Alex Carver (Morgan Freeman) y su esposa Ruth (Diane Keaton) son dos septuagenarios que 40 años atrás fueron pioneros en la entonces devaluada zona de Brooklyn. Allí están sus vidas, las pinturas con las que Alex nunca fue demasiado exitoso, las rutinas y los vecinos de todas las mañanas, las alegrías y las tristezas de una pareja que, a sus años, ha llegado a ser más amiga que amante.
El caso es que Brooklyn ahora está de moda, se ha poblado de hipsters y los viejos almacenes han sido reemplazados por complejos de comida rápida. Además de ser viejo, el departamento de Ruth y Alex está en un quinto piso, sin ascensor, y hasta la perra Dorothy ya tiene demasiadas dificultades para subir. Debido a esos confusos factores, Ruth decide que es hora de cambiar de piso y vecindario y pone en venta el departamento. Una solícita sobrina, Lily (Cynthia Nixon), que resulta ser corredora de propiedades, ofrece sus servicios y se hace cargo del asunto.

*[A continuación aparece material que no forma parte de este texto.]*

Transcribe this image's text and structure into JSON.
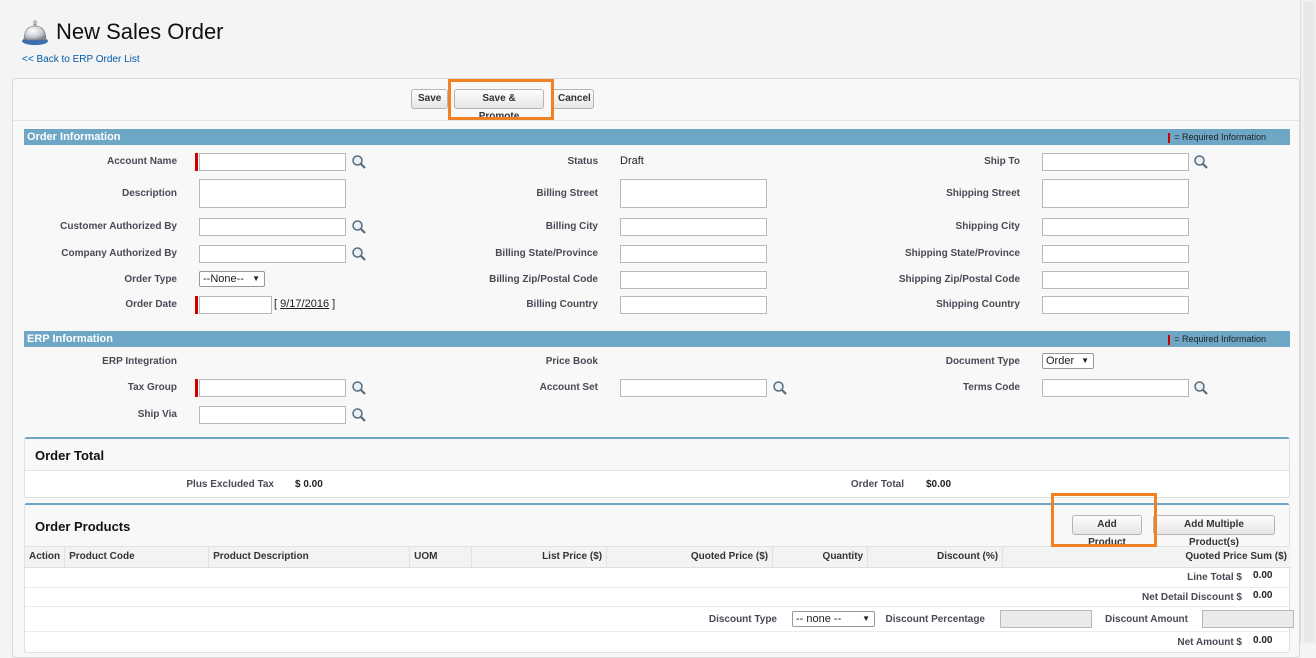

El relato transcurre en poco más de un día y entrelaza tres líneas: la venta del departamento y la búsqueda de otro; la operación a la columna que debe sufrir la perra Dorothy, y el recuerdo de la historia del matrimonio desde que se conocieron, él como pintor y ella como modelo. Esto último se resuelve en seis flashbacks, cuya propia brevedad los denuncia como innecesarios, a pesar de que rozan uno de los motivos que pudo ser más interesante: las dificultades que debieron enfrentar en una época en que las parejas interraciales eran todavía resistidas en la cultura blanca de Estados Unidos. Esa era, quizá, otra película.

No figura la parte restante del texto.